Returning to the DPIA point, the government may not have a legal requirement to provide the document in advance of launching the app to the ICO, according to one UK-based data protection expert we spoke to. Although he agreed there’s a risk of ministers looking hypocritical if, on the one hand, they’re claiming to be very ‘open and transparent’ in the development of the app — a claim Gould repeated in his evidence to the committee today — yet, at the same time, aren’t fully involving the ICO (given it hasn’t had access to the DPIA), and also given what he called the government’s wider “dismal” record on transparency.

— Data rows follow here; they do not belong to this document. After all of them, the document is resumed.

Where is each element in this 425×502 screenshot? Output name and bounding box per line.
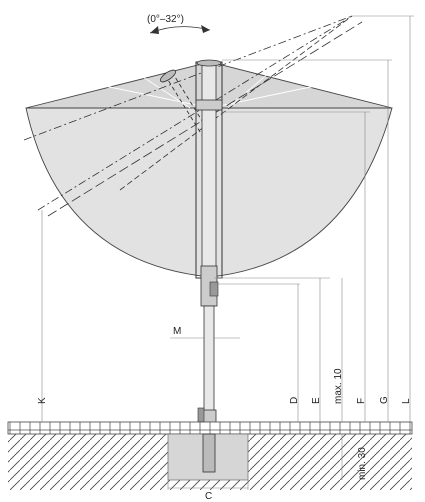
dim-label-M: M <box>173 326 181 337</box>
socket-clamp <box>197 407 205 423</box>
dim-label-min30: min. 30 <box>357 447 368 480</box>
canopy-rib-center-left <box>139 74 191 109</box>
dimension-lines <box>41 15 414 490</box>
tilted-pole-dashed-1 <box>164 74 206 141</box>
socket-below-ground <box>202 433 216 473</box>
finial <box>196 59 222 67</box>
crank-handle <box>209 281 219 297</box>
tilt-angle-arc <box>149 26 211 34</box>
hub-runner <box>195 99 223 111</box>
canopy-rib-center-right <box>227 71 271 109</box>
tilt-arrow-right <box>201 25 210 33</box>
dim-label-max10: max. 10 <box>333 368 344 404</box>
dim-label-K: K <box>37 397 48 404</box>
tilt-range-label: (0°–32°) <box>147 14 184 25</box>
paving-tiles <box>7 421 413 435</box>
tilted-canopy-line-3 <box>23 15 353 141</box>
dim-label-F: F <box>356 398 367 404</box>
tilted-canopy-line-4 <box>119 15 353 191</box>
dim-label-L: L <box>401 398 412 404</box>
tilt-arrow-left <box>150 26 159 34</box>
pole-shaft <box>201 61 217 279</box>
pole-lower <box>203 305 215 423</box>
dim-label-C: C <box>205 491 212 502</box>
dim-label-G: G <box>379 396 390 404</box>
tilted-canopy-line-1 <box>37 15 353 211</box>
dim-label-D: D <box>289 397 300 404</box>
tilted-finial <box>159 69 177 83</box>
dim-label-E: E <box>311 397 322 404</box>
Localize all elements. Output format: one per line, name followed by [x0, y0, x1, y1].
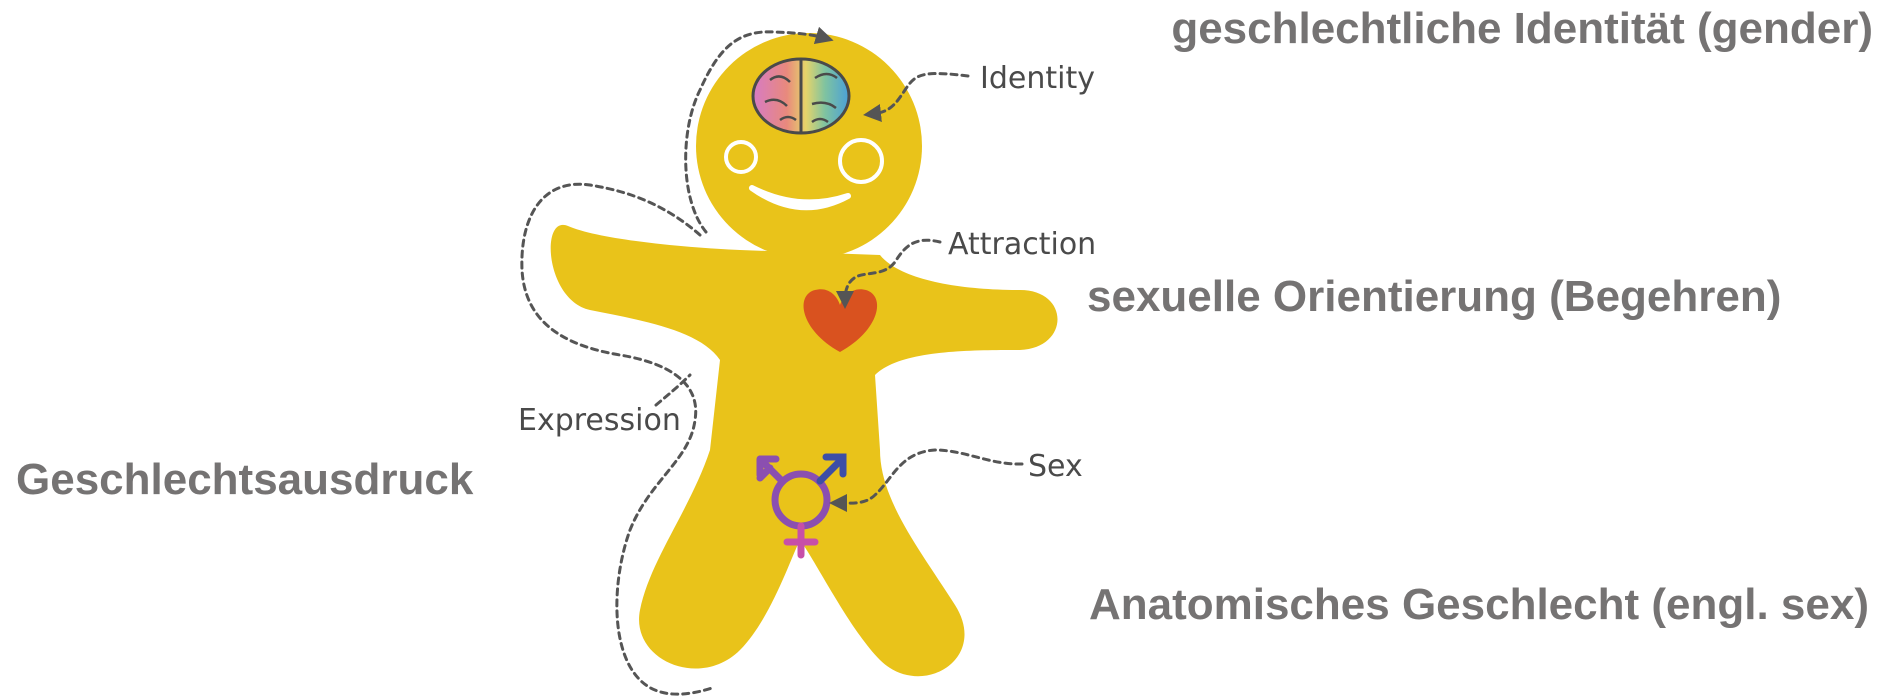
identity-handwritten-label: Identity — [980, 61, 1095, 96]
expression-label-pointer — [656, 375, 690, 405]
attraction-handwritten-label: Attraction — [948, 227, 1096, 262]
expression-handwritten-label: Expression — [518, 403, 681, 438]
brain-icon — [753, 59, 849, 133]
sex-handwritten-label: Sex — [1028, 449, 1083, 484]
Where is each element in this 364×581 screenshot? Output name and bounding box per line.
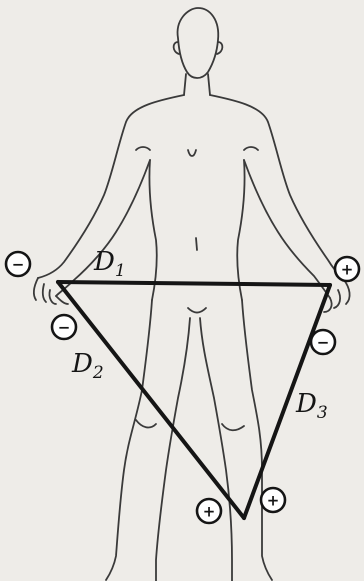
electrode-right-arm-outer: − xyxy=(6,252,30,276)
human-figure xyxy=(34,8,350,581)
left-leg-outer xyxy=(242,300,272,580)
lead-label-d1: D1 xyxy=(93,247,126,281)
polarity-sign: + xyxy=(267,492,280,510)
einthoven-triangle xyxy=(58,282,330,518)
navel-mark xyxy=(196,238,197,250)
groin-mark xyxy=(188,308,206,313)
polarity-sign: + xyxy=(341,261,354,279)
head-outline xyxy=(178,8,219,78)
left-arm-outer xyxy=(210,95,344,280)
right-knee xyxy=(136,420,156,427)
left-leg-inner xyxy=(200,318,232,581)
torso-right-side xyxy=(149,160,156,300)
lead-line-d1 xyxy=(58,282,330,285)
polarity-sign: − xyxy=(317,334,330,352)
electrode-right-arm-inner: − xyxy=(52,315,76,339)
left-knee xyxy=(222,424,244,430)
clavicle-left xyxy=(244,147,258,150)
polarity-sign: − xyxy=(58,319,71,337)
polarity-sign: + xyxy=(203,503,216,521)
lead-line-d3 xyxy=(244,285,330,518)
electrode-left-leg-left: + xyxy=(197,499,221,523)
lead-label-d2: D2 xyxy=(71,349,104,383)
torso-left-side xyxy=(237,160,244,300)
lead-label-d3: D3 xyxy=(295,389,328,423)
sternum-mark xyxy=(188,150,196,156)
right-leg-inner xyxy=(156,318,190,581)
clavicle-right xyxy=(136,147,150,150)
electrode-left-arm-outer: + xyxy=(335,257,359,281)
left-arm-inner xyxy=(244,160,330,298)
right-leg-outer xyxy=(106,300,152,580)
electrode-left-arm-inner: − xyxy=(311,330,335,354)
electrode-left-leg-right: + xyxy=(261,488,285,512)
polarity-sign: − xyxy=(12,256,25,274)
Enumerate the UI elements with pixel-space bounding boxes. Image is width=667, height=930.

Asked whether he’d expect a DPIA to have been shared with the ICO in this context and at this point, Tim Turner, a UK based data protection trainer and consultant, told us: “It’s a tricky one. NHSX have no obligation to share the DPIA with the ICO unless it’s under prior consultation where they have identified a high risk and cannot properly manage or prevent it. If NHSX are confident that they’ve assessed and managed the risks effectively, even though that’s a subjective judgement, ICO has no right to demand it. There’s also no obligation to publish DPIAs in any circumstances. So it comes down to issues of right and wrong rather than legality.

“Honestly, I wouldn’t expect NHSX to publish it because they don’t have to,” he added. “If they think they’ve done it properly, they’ve done what’s required. That’s not to say they haven’t done it properly, I have no idea. I think it’s an example of where the concept of data ethics bumps into reality — it would be a breach of the GDPR [General Data Protection Regulation] not to do a DPIA, but as long as that’s happened and we don’t have an obvious personal data breach, ICO has nothing to complain about. Denham might expect organisations to behave in a certain way or give her information that she wants to see, but if an organisation’s leadership wants to stick rigidly to what the law says, her expectations don’t have any powers to back them up.”

On the government’s claim to openness and transparency, Turner added: “This isn’t a transparent government. Their record on FOI [Freedom of Information] is dismal (and ICO’s record on enforcing to do something about that is also dismal). It’s definitely hypocritical of them to claim to be transparent on this or indeed other important issues. I’m just saying that NHSX can fall back on not having an obligation to do it. They should be more honest about the fact that ICO isn’t involved and not use them as a shield.”